IC: Nosso processo de pesquisa é absolutamente data-driven. Isso significa que não criamos teses com base em opiniões. Deixamos os dados contarem as histórias, e trabalhamos com elas. O trabalho se aprofunda em ciência de dados, matemática e estatística.

BR: Um dos maiores benefícios de se construir um sistema é o fato de que ele roda em qualquer lugar do mundo. Diferente de um gestor tradicional que precisa montar um time local em cada país no qual deseja operar, para nós, a operação é praticamente idêntica em todos os países do mundo. Uma vez que o sistema está adaptado para a bolsa local, podemos começar a rodar nossas estratégias. Quanto mais ativos e mais países, melhor. O objetivo é realizar milhares de apostas todos os dias, aumentando o BR e, consequentemente, o IR.

TC: Eficiência só pode ser melhorada se for medida. Absolutamente tudo que fazemos é mensurado e analisado para que possa ser continuamente melhorado. Pretendo escrever uma carta futura na qual detalharei tudo que avaliamos para medir nosso impacto no mercado e as estratégias que usamos para minimizá-lo.

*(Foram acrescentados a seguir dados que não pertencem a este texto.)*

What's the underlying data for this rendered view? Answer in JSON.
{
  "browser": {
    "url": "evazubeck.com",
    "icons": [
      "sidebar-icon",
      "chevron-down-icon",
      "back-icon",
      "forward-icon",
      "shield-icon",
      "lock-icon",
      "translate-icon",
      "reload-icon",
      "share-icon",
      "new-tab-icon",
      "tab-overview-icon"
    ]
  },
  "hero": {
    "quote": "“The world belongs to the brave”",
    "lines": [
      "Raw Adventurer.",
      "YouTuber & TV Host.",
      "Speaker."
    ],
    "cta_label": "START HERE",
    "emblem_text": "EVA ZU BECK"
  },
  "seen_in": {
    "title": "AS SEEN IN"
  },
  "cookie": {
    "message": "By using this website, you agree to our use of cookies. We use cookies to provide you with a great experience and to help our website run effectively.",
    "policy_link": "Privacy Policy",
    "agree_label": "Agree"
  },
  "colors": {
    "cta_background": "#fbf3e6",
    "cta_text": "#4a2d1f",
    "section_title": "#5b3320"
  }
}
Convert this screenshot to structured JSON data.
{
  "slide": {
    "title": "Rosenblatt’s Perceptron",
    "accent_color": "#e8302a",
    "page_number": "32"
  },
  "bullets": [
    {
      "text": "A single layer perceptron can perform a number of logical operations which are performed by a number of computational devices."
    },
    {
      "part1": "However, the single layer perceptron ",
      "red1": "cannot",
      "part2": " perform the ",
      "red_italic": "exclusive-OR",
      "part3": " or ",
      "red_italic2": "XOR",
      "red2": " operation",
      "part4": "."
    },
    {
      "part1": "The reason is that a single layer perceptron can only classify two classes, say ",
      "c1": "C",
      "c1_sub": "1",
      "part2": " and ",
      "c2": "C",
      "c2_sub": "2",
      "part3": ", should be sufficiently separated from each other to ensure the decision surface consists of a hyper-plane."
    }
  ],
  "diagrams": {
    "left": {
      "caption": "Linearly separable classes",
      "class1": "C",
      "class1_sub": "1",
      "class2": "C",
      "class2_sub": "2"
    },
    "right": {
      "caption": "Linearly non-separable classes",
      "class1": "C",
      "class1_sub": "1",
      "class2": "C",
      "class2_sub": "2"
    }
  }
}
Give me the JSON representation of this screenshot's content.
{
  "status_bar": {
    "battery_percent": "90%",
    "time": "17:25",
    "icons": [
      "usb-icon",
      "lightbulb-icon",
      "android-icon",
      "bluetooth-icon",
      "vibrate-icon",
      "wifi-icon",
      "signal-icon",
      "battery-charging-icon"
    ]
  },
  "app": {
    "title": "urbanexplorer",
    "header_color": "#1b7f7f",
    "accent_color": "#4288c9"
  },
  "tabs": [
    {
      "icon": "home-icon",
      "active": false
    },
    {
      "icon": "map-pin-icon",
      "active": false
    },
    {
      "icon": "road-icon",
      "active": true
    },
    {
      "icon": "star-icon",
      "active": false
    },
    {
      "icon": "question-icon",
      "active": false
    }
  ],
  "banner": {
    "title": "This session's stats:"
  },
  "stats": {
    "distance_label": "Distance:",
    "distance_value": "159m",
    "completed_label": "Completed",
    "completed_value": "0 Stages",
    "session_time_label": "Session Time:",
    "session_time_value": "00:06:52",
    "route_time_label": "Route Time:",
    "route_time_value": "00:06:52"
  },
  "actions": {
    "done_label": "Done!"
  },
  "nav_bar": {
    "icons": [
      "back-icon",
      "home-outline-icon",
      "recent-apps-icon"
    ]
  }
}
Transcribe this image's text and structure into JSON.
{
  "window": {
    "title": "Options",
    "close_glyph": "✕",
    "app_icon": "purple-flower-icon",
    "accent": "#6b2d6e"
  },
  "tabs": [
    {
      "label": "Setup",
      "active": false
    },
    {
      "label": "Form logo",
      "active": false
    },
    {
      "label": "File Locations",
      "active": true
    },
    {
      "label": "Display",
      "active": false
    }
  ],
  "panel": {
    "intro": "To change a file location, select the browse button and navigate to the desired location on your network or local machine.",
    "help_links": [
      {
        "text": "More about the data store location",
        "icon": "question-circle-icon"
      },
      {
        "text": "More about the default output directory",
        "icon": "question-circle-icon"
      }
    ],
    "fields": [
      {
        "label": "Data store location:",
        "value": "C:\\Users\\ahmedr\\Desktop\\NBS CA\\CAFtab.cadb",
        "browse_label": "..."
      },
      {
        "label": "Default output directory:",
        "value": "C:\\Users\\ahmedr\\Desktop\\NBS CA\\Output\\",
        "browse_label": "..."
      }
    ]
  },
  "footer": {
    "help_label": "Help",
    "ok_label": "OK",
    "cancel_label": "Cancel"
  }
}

Em conclusão, podemos afirmar que o sistema é perfeito e infalível? A Giant Steps, portanto, nunca terá resultados negativos?

Gostaria de, algum dia, encerrar uma carta confirmando estas perguntas. Naturalmente, isso não é, e nunca será, verdade. Todos os anos enfrentamos desafios diferentes e precisamos encontrar soluções criativas para resolvê-los. Posso afirmar com toda certeza, contudo, que somos capazes de medir exatamente onde estamos, o que está dando errado e pensar em soluções incrementais ao sistema que podem ajudar a melhorá-lo. Isso é muito diferente do que a maioria dos gestores pode dizer. Boa parte do mercado ainda se alicerça apenas na intuição. Preferimos combiná-la com o método científico.